“If the guilty are not to be locked away in comfort, and are not to be tortured, what remains? If they are all killed, and all killed alike, then a poor woman who steals will be thought as bad as a mother who poisons her own child, as Morwenna of Saltus did. Would you wish that? In time of peace, many might be banished. But to banish them now would only be to deliver a corps of spies to the Ascians, to be trained and supplied with funds and sent back among us. Soon no one could be trusted, though he spoke our own tongue. Would you wish that?”
Dorcas lay so silent upon the bed that I thought for a moment she had fallen asleep. But her eyes, those enormous eyes of perfect blue, were open; and when I leaned over to look at her, they moved, and seemed for a time to watch me as they might have watched the spreading ripples in a pond.
“All right, we are devils,” I said. “If you would have it so. But we are necessary. Even the powers of Heaven find it necessary to employ devils.”

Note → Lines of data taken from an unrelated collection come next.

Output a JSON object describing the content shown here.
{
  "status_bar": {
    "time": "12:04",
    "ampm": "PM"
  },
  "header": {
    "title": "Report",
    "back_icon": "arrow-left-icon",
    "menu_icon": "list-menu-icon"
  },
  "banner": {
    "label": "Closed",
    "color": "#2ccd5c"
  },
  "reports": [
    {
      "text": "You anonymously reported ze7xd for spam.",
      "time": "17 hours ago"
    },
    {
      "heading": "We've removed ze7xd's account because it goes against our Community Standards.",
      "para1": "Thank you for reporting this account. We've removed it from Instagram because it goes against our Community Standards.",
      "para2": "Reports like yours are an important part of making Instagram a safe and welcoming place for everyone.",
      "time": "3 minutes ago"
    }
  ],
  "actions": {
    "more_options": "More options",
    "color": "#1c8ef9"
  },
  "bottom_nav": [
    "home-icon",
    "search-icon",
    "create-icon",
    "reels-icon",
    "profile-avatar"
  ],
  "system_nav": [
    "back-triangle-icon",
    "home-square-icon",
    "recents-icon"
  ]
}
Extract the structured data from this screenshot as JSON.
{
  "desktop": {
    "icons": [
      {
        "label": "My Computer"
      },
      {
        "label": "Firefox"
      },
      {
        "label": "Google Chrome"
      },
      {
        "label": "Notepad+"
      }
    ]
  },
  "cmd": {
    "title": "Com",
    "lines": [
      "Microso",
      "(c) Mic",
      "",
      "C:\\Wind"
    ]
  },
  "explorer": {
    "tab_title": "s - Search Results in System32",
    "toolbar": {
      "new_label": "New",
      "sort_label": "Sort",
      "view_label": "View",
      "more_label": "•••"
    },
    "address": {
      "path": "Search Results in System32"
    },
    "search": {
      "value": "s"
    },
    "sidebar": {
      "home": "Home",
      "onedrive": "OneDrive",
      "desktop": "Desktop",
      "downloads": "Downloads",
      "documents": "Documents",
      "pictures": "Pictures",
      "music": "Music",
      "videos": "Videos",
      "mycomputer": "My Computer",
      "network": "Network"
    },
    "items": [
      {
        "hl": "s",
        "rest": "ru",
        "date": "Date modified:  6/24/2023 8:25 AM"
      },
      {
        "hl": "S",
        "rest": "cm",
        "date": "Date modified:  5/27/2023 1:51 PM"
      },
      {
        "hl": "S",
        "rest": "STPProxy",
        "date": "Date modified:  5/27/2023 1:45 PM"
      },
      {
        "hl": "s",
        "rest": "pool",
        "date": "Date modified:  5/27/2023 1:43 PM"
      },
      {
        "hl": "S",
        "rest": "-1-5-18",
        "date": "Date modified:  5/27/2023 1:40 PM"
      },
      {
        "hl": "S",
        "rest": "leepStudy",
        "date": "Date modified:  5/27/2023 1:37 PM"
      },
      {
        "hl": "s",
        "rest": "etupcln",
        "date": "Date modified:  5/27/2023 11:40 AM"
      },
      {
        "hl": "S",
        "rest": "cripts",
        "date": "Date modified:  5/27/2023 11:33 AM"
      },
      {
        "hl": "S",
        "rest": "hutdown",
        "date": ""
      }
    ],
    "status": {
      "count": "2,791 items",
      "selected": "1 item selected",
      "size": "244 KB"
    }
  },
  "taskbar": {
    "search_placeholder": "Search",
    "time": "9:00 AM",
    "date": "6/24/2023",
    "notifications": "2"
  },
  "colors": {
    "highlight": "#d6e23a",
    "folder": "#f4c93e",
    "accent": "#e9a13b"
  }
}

Tears came into her eyes, though I could not tell whether she wept because she had hurt me or because she found that I was still present. In the hope of winning her back to her old affection for me, I began to talk of the times when we were still on the way to Thrax, reminding her of how we had met in the clearing after we had fled the grounds of the House Absolute, and of how we had talked in those great gardens before Dr. Talos’s play, walking through the blossoming orchard to sit on an old bench beside a broken fountain, and of all she had said to me there, and of all that I had said to her.